= 2010 Michigan elections =

Elections were held in Michigan on Tuesday, November 2, 2010. Primary elections were held on August 3, 2010.

Major races included the gubernatorial election, which was won by Rick Snyder, a political novice and former CEO of Gateway, Inc. In the 2010 general election in Michigan, Republican candidates won all statewide executive offices, majorities in both state legislative chambers, 9 out of 15 U.S. House seats, and both seats up for election on the State Supreme Court.

==Federal==
=== United States House ===

All 15 of Michigan's seats in the United States House of Representatives were up for election in 2010.

==State==
===Governor and Lieutenant Governor===

Republican candidate Rick Snyder beat Democratic Party candidates Virg Bernero 58% to 40% to become Governor. Brian Calley was Snyder's running mate and was elected Lieutenant Governor.

===Secretary of State===

Republican candidate Ruth Johnson won the election with 50.7%, Democratic Party candidate Jocelyn Benson got 45.2%, Libertarian Party candidate Scotty Boman got 1.8%, U.S. Taxpayers Party candidate Robert Gale got 1.3% and Green Party candidate John A. La Pietra got 1.0%.

===Attorney General===

Republican candidate Bill Schuette won the election with 52% of the votes, while Democrat David Leyton got 43.5%. Libertarian Party candidate Daniel W. Grow got 2%, and U.S. Taxpayers Party candidate Gerald Van Sickle got 1.9%.

===State Senate===

Prior to the November 2010 election, in the Michigan Senate the Democratic Party had 16 seats and the Republican Party had 22. After the election, the Republican Party gained 4 seats, giving them 26 seats over the Democratic Party's 12.
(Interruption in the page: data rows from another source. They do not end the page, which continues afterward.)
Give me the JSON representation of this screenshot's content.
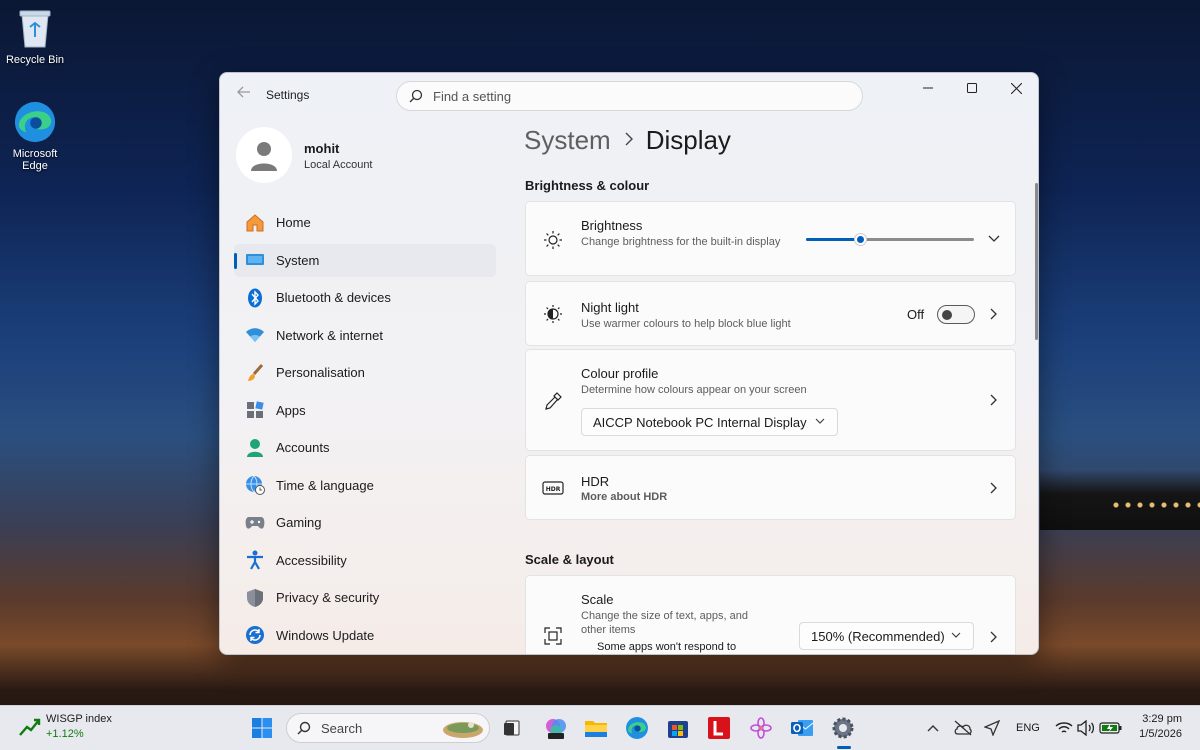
{
  "desktop": {
    "icons": [
      {
        "label": "Recycle Bin"
      },
      {
        "label": "Microsoft Edge"
      }
    ]
  },
  "window": {
    "app_title": "Settings",
    "search_placeholder": "Find a setting",
    "profile": {
      "name": "mohit",
      "account_type": "Local Account"
    },
    "nav": [
      {
        "label": "Home",
        "icon": "home-icon"
      },
      {
        "label": "System",
        "icon": "monitor-icon",
        "active": true
      },
      {
        "label": "Bluetooth & devices",
        "icon": "bluetooth-icon"
      },
      {
        "label": "Network & internet",
        "icon": "wifi-icon"
      },
      {
        "label": "Personalisation",
        "icon": "paintbrush-icon"
      },
      {
        "label": "Apps",
        "icon": "apps-icon"
      },
      {
        "label": "Accounts",
        "icon": "person-icon"
      },
      {
        "label": "Time & language",
        "icon": "globe-clock-icon"
      },
      {
        "label": "Gaming",
        "icon": "gamepad-icon"
      },
      {
        "label": "Accessibility",
        "icon": "accessibility-icon"
      },
      {
        "label": "Privacy & security",
        "icon": "shield-icon"
      },
      {
        "label": "Windows Update",
        "icon": "update-icon"
      }
    ],
    "breadcrumb": {
      "parent": "System",
      "current": "Display"
    },
    "sections": {
      "brightness_colour": "Brightness & colour",
      "scale_layout": "Scale & layout"
    },
    "brightness": {
      "title": "Brightness",
      "desc": "Change brightness for the built-in display",
      "level_fraction": 0.32
    },
    "night_light": {
      "title": "Night light",
      "desc": "Use warmer colours to help block blue light",
      "state": "Off"
    },
    "colour_profile": {
      "title": "Colour profile",
      "desc": "Determine how colours appear on your screen",
      "selected": "AICCP Notebook PC Internal Display"
    },
    "hdr": {
      "title": "HDR",
      "link": "More about HDR"
    },
    "scale": {
      "title": "Scale",
      "desc": "Change the size of text, apps, and other items",
      "selected": "150% (Recommended)",
      "note": "Some apps won't respond to"
    }
  },
  "taskbar": {
    "widget": {
      "title": "WISGP index",
      "value": "+1.12%"
    },
    "search_label": "Search",
    "language": "ENG",
    "time": "3:29 pm",
    "date": "1/5/2026"
  },
  "colors": {
    "accent": "#005fb8",
    "link": "#003e92",
    "stock_green": "#107c10"
  }
}
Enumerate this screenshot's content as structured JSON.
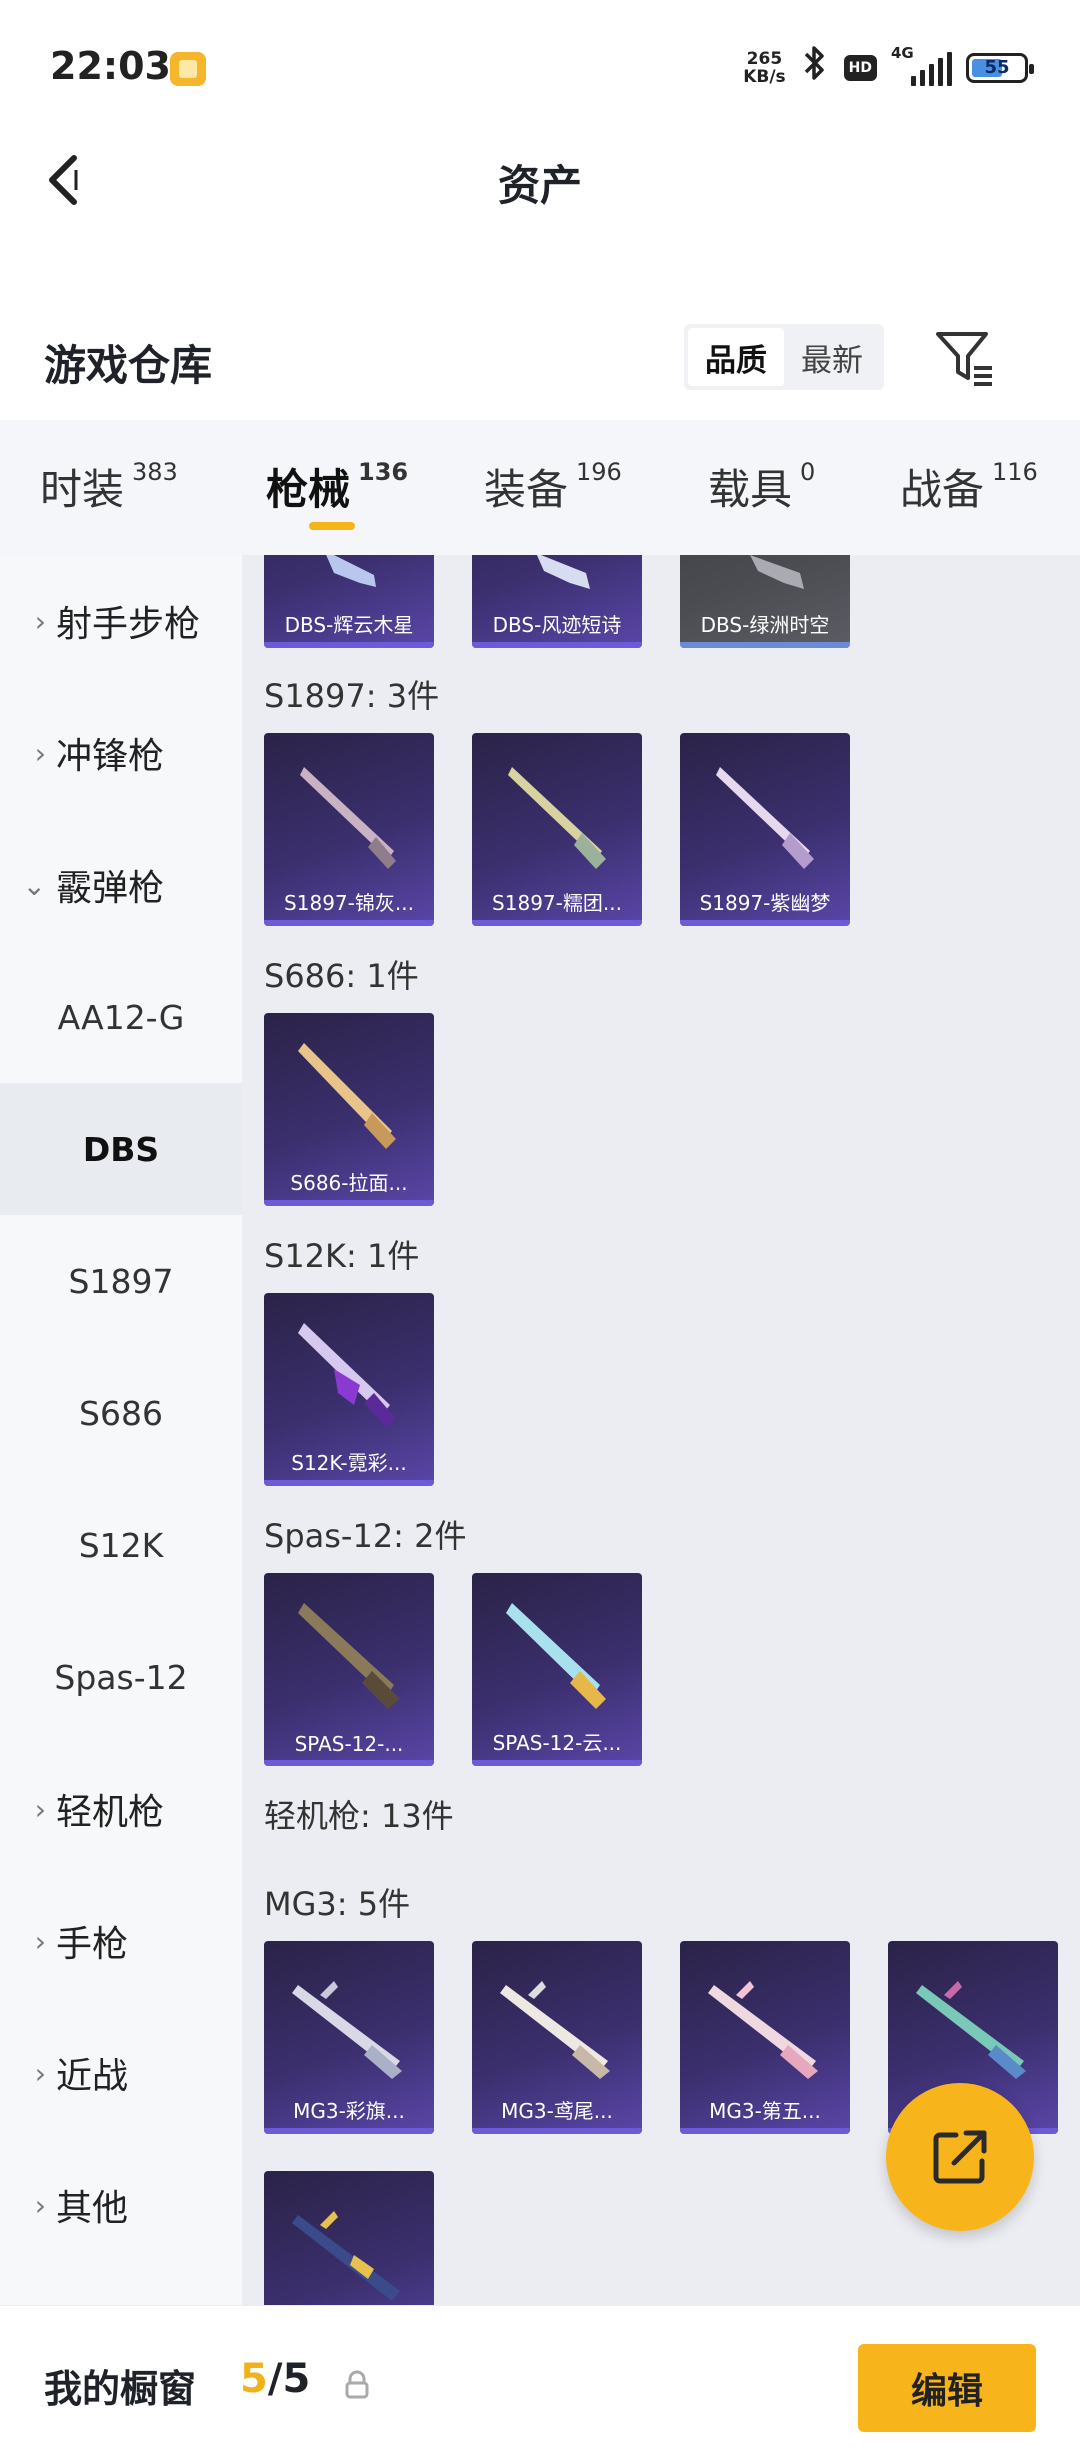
{
  "status_bar": {
    "time": "22:03",
    "net_speed_value": "265",
    "net_speed_unit": "KB/s",
    "hd": "HD",
    "network": "4G",
    "battery": "55"
  },
  "header": {
    "title": "资产"
  },
  "section": {
    "title": "游戏仓库",
    "sort_options": [
      "品质",
      "最新"
    ]
  },
  "tabs": [
    {
      "label": "时装",
      "count": "383"
    },
    {
      "label": "枪械",
      "count": "136"
    },
    {
      "label": "装备",
      "count": "196"
    },
    {
      "label": "载具",
      "count": "0"
    },
    {
      "label": "战备",
      "count": "116"
    }
  ],
  "sidebar": [
    {
      "label": "射手步枪",
      "type": "category"
    },
    {
      "label": "冲锋枪",
      "type": "category"
    },
    {
      "label": "霰弹枪",
      "type": "category-open"
    },
    {
      "label": "AA12-G",
      "type": "sub"
    },
    {
      "label": "DBS",
      "type": "sub-active"
    },
    {
      "label": "S1897",
      "type": "sub"
    },
    {
      "label": "S686",
      "type": "sub"
    },
    {
      "label": "S12K",
      "type": "sub"
    },
    {
      "label": "Spas-12",
      "type": "sub"
    },
    {
      "label": "轻机枪",
      "type": "category"
    },
    {
      "label": "手枪",
      "type": "category"
    },
    {
      "label": "近战",
      "type": "category"
    },
    {
      "label": "其他",
      "type": "category"
    }
  ],
  "groups": [
    {
      "title": "",
      "items": [
        "DBS-辉云木星",
        "DBS-风迹短诗",
        "DBS-绿洲时空"
      ]
    },
    {
      "title": "S1897: 3件",
      "items": [
        "S1897-锦灰...",
        "S1897-糯团...",
        "S1897-紫幽梦"
      ]
    },
    {
      "title": "S686: 1件",
      "items": [
        "S686-拉面..."
      ]
    },
    {
      "title": "S12K: 1件",
      "items": [
        "S12K-霓彩..."
      ]
    },
    {
      "title": "Spas-12: 2件",
      "items": [
        "SPAS-12-...",
        "SPAS-12-云..."
      ]
    },
    {
      "title": "轻机枪: 13件",
      "items": []
    },
    {
      "title": "MG3: 5件",
      "items": [
        "MG3-彩旗...",
        "MG3-鸢尾...",
        "MG3-第五...",
        "",
        ""
      ]
    }
  ],
  "bottom_bar": {
    "title": "我的橱窗",
    "current": "5",
    "total": "/5",
    "edit_label": "编辑"
  },
  "colors": {
    "accent": "#f7b51b",
    "card_purple": "#3b2f6e",
    "card_bar": "#6c5ad8"
  }
}
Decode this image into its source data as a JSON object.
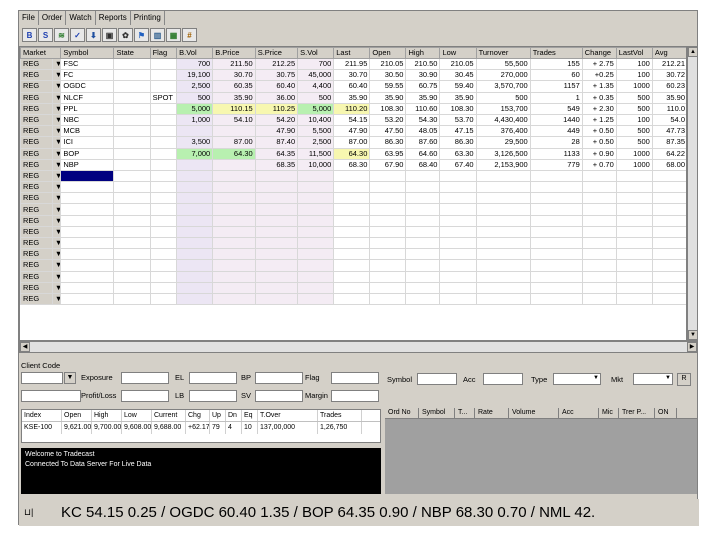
{
  "menu": [
    "File",
    "Order",
    "Watch",
    "Reports",
    "Printing"
  ],
  "toolbar": [
    {
      "name": "buy-icon",
      "glyph": "B",
      "color": "#1c3fb0"
    },
    {
      "name": "sell-icon",
      "glyph": "S",
      "color": "#1c3fb0"
    },
    {
      "name": "chart-icon",
      "glyph": "≋",
      "color": "#2a7a2a"
    },
    {
      "name": "check-icon",
      "glyph": "✓",
      "color": "#1c3fb0"
    },
    {
      "name": "download-icon",
      "glyph": "⬇",
      "color": "#2050a0"
    },
    {
      "name": "monitor-icon",
      "glyph": "▣",
      "color": "#303030"
    },
    {
      "name": "gear-icon",
      "glyph": "✿",
      "color": "#303030"
    },
    {
      "name": "people-icon",
      "glyph": "⚑",
      "color": "#2060c0"
    },
    {
      "name": "bars-icon",
      "glyph": "▥",
      "color": "#306090"
    },
    {
      "name": "grid-icon",
      "glyph": "▦",
      "color": "#2a7a2a"
    },
    {
      "name": "calc-icon",
      "glyph": "#",
      "color": "#a06000"
    }
  ],
  "columns": [
    "Market",
    "Symbol",
    "State",
    "Flag",
    "B.Vol",
    "B.Price",
    "S.Price",
    "S.Vol",
    "Last",
    "Open",
    "High",
    "Low",
    "Turnover",
    "Trades",
    "Change",
    "LastVol",
    "Avg"
  ],
  "rows": [
    {
      "market": "REG",
      "symbol": "FSC",
      "state": "",
      "flag": "",
      "bvol": "700",
      "bprice": "211.50",
      "sprice": "212.25",
      "svol": "700",
      "last": "211.95",
      "open": "210.05",
      "high": "210.50",
      "low": "210.05",
      "turnover": "55,500",
      "trades": "155",
      "change": "+ 2.75",
      "lastvol": "100",
      "avg": "212.21",
      "hl": ""
    },
    {
      "market": "REG",
      "symbol": "FC",
      "state": "",
      "flag": "",
      "bvol": "19,100",
      "bprice": "30.70",
      "sprice": "30.75",
      "svol": "45,000",
      "last": "30.70",
      "open": "30.50",
      "high": "30.90",
      "low": "30.45",
      "turnover": "270,000",
      "trades": "60",
      "change": "+0.25",
      "lastvol": "100",
      "avg": "30.72",
      "hl": ""
    },
    {
      "market": "REG",
      "symbol": "OGDC",
      "state": "",
      "flag": "",
      "bvol": "2,500",
      "bprice": "60.35",
      "sprice": "60.40",
      "svol": "4,400",
      "last": "60.40",
      "open": "59.55",
      "high": "60.75",
      "low": "59.40",
      "turnover": "3,570,700",
      "trades": "1157",
      "change": "+ 1.35",
      "lastvol": "1000",
      "avg": "60.23",
      "hl": ""
    },
    {
      "market": "REG",
      "symbol": "NLCF",
      "state": "",
      "flag": "SPOT",
      "bvol": "500",
      "bprice": "35.90",
      "sprice": "36.00",
      "svol": "500",
      "last": "35.90",
      "open": "35.90",
      "high": "35.90",
      "low": "35.90",
      "turnover": "500",
      "trades": "1",
      "change": "+ 0.35",
      "lastvol": "500",
      "avg": "35.90",
      "hl": ""
    },
    {
      "market": "REG",
      "symbol": "PPL",
      "state": "",
      "flag": "",
      "bvol": "5,000",
      "bprice": "110.15",
      "sprice": "110.25",
      "svol": "5,000",
      "last": "110.20",
      "open": "108.30",
      "high": "110.60",
      "low": "108.30",
      "turnover": "153,700",
      "trades": "549",
      "change": "+ 2.30",
      "lastvol": "500",
      "avg": "110.0",
      "hl": "green-yellow"
    },
    {
      "market": "REG",
      "symbol": "NBC",
      "state": "",
      "flag": "",
      "bvol": "1,000",
      "bprice": "54.10",
      "sprice": "54.20",
      "svol": "10,400",
      "last": "54.15",
      "open": "53.20",
      "high": "54.30",
      "low": "53.70",
      "turnover": "4,430,400",
      "trades": "1440",
      "change": "+ 1.25",
      "lastvol": "100",
      "avg": "54.0",
      "hl": ""
    },
    {
      "market": "REG",
      "symbol": "MCB",
      "state": "",
      "flag": "",
      "bvol": "",
      "bprice": "",
      "sprice": "47.90",
      "svol": "5,500",
      "last": "47.90",
      "open": "47.50",
      "high": "48.05",
      "low": "47.15",
      "turnover": "376,400",
      "trades": "449",
      "change": "+ 0.50",
      "lastvol": "500",
      "avg": "47.73",
      "hl": ""
    },
    {
      "market": "REG",
      "symbol": "ICI",
      "state": "",
      "flag": "",
      "bvol": "3,500",
      "bprice": "87.00",
      "sprice": "87.40",
      "svol": "2,500",
      "last": "87.00",
      "open": "86.30",
      "high": "87.60",
      "low": "86.30",
      "turnover": "29,500",
      "trades": "28",
      "change": "+ 0.50",
      "lastvol": "500",
      "avg": "87.35",
      "hl": ""
    },
    {
      "market": "REG",
      "symbol": "BOP",
      "state": "",
      "flag": "",
      "bvol": "7,000",
      "bprice": "64.30",
      "sprice": "64.35",
      "svol": "11,500",
      "last": "64.30",
      "open": "63.95",
      "high": "64.60",
      "low": "63.30",
      "turnover": "3,126,500",
      "trades": "1133",
      "change": "+ 0.90",
      "lastvol": "1000",
      "avg": "64.22",
      "hl": "green-last"
    },
    {
      "market": "REG",
      "symbol": "NBP",
      "state": "",
      "flag": "",
      "bvol": "",
      "bprice": "",
      "sprice": "68.35",
      "svol": "10,000",
      "last": "68.30",
      "open": "67.90",
      "high": "68.40",
      "low": "67.40",
      "turnover": "2,153,900",
      "trades": "779",
      "change": "+ 0.70",
      "lastvol": "1000",
      "avg": "68.00",
      "hl": ""
    }
  ],
  "empty_rows": [
    "REG",
    "REG",
    "REG",
    "REG",
    "REG",
    "REG",
    "REG",
    "REG",
    "REG",
    "REG",
    "REG",
    "REG"
  ],
  "order": {
    "client_code": "Client Code",
    "exposure": "Exposure",
    "el": "EL",
    "bp": "BP",
    "flag": "Flag",
    "profit_loss": "Profit/Loss",
    "lb": "LB",
    "sv": "SV",
    "margin": "Margin"
  },
  "index_table": {
    "headers": [
      "Index",
      "Open",
      "High",
      "Low",
      "Current",
      "Chg",
      "Up",
      "Dn",
      "Eq",
      "T.Over",
      "Trades"
    ],
    "values": [
      "KSE-100",
      "9,621.00",
      "9,700.00",
      "9,608.00",
      "9,688.00",
      "+62.17",
      "79",
      "4",
      "10",
      "137,00,000",
      "1,26,750"
    ]
  },
  "log": [
    "Welcome to Tradecast",
    "Connected To Data Server For Live Data"
  ],
  "right_filter": {
    "symbol": "Symbol",
    "acc": "Acc",
    "type": "Type",
    "mkt": "Mkt",
    "r_button": "R"
  },
  "orders_columns": [
    "Ord No",
    "Symbol",
    "T...",
    "Rate",
    "Volume",
    "Acc",
    "Mic",
    "Trer P...",
    "ON"
  ],
  "ticker": "KC 54.15 0.25 / OGDC 60.40 1.35 / BOP 64.35 0.90 / NBP 68.30 0.70 / NML 42."
}
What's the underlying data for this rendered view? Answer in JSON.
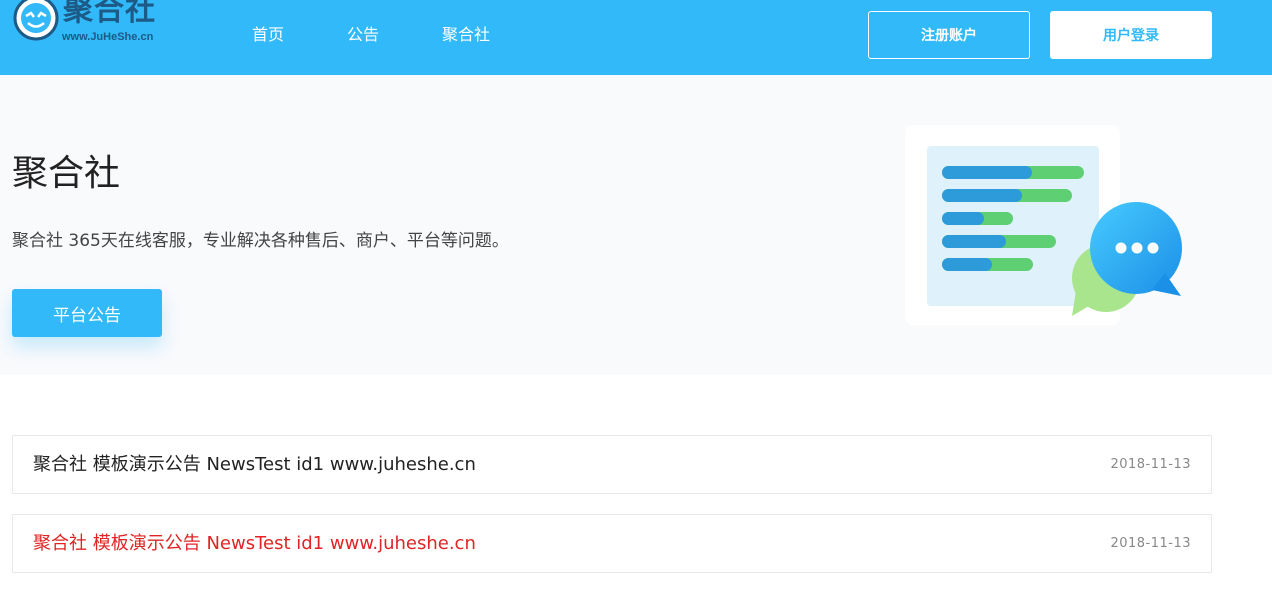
{
  "header": {
    "logo_text": "聚合社",
    "logo_sub": "www.JuHeShe.cn",
    "nav": [
      "首页",
      "公告",
      "聚合社"
    ],
    "register_label": "注册账户",
    "login_label": "用户登录"
  },
  "hero": {
    "title": "聚合社",
    "description": "聚合社 365天在线客服，专业解决各种售后、商户、平台等问题。",
    "button_label": "平台公告"
  },
  "notices": [
    {
      "title": "聚合社 模板演示公告 NewsTest id1 www.juheshe.cn",
      "date": "2018-11-13",
      "highlighted": false
    },
    {
      "title": "聚合社 模板演示公告 NewsTest id1 www.juheshe.cn",
      "date": "2018-11-13",
      "highlighted": true
    }
  ],
  "colors": {
    "brand": "#31b9fa",
    "hero_bg": "#f9fafc",
    "highlight_text": "#e02424",
    "bar_blue": "#2d9ad9",
    "bar_green": "#5fcf74"
  },
  "icons": [
    "logo-mark-icon",
    "chat-bubble-icon"
  ]
}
===State House of Representatives===

Prior to the November 2010 election, the Democratic Party held 65 seats in the House and the Republican Party held 42 seats. The Democratic Party lost 18 total seats, and after this election had 47, while the Republican Party's victory brought them up to 63 seats in the House, swaying the Michigan House of Representatives' majority from the Democratic Party to the Republican Party.

===Supreme Court===

Republican Party candidate Robert P. Young, Jr. won with 27.88%, re-claiming his seat over Democratic Party candidate Denise Langford-Morris with 17.28% and Independent Bob Roddis, who claimed 5.58%. Republican Party candidate Mary Beth Kelly won with 29.94%, taking the seat from incumbent Democrat Alton Davis, who got 19.32%.

==== General election ====

2010 Michigan Supreme Court election
| Party |  | Candidate | Votes | % |
|---|---|---|---|---|
|  | Nonpartisan | Mary Beth Kelly | 1,408,294 | 29.94 |
|  | Nonpartisan | Robert P. Young, Jr. | 1,310,986 | 27.88 |
|  | Nonpartisan | Alton Davis | 908,642 | 19.32 |
|  | Nonpartisan | Denise Langford-Morris | 812,485 | 17.28 |
|  | Nonpartisan | Bob Roddis | 262,654 | 5.58 |
| Total votes |  |  | 4,703,061 | 100.00 |

===Court of Appeals===

1st District candidates Cynthia Stephens and Kurtis T. Wilder were re-elected with 56.12% and 43.88% of the vote.
2nd District candidate Pat Donofrio was re-elected with 100% of the vote.
3rd District candidates	Joel P. Hoekstra, David H. Sawyer and Douglas Shapiro were re-elected with 52.32%, 47.68% and 100% of the vote.
4th District candidates	Donald S. Owens and William C. Whitbeck were re-elected with 51.90% and 48.10% of the vote.
All candidates ran uncontested.

===Ballot measures===

2010 Michigan Proposal 1 was an automatic ballot referral in the state of Michigan which was voted on in the 2010 Michigan elections. It was intended to call for a constitutional convention to review and edit the state constitution. It was voted on on November 2, 2010, and failed

The Michigan Felon Politician Ban Amendment, Proposal 2 was approved, banning felons from running for any political or public office, while the Michigan Constitutional Convention, Proposal 1 was defeated, meaning that the Michigan State Constitution will not be re-written.

==Local==
Many elections for county and city offices were also held on November 2, 2010.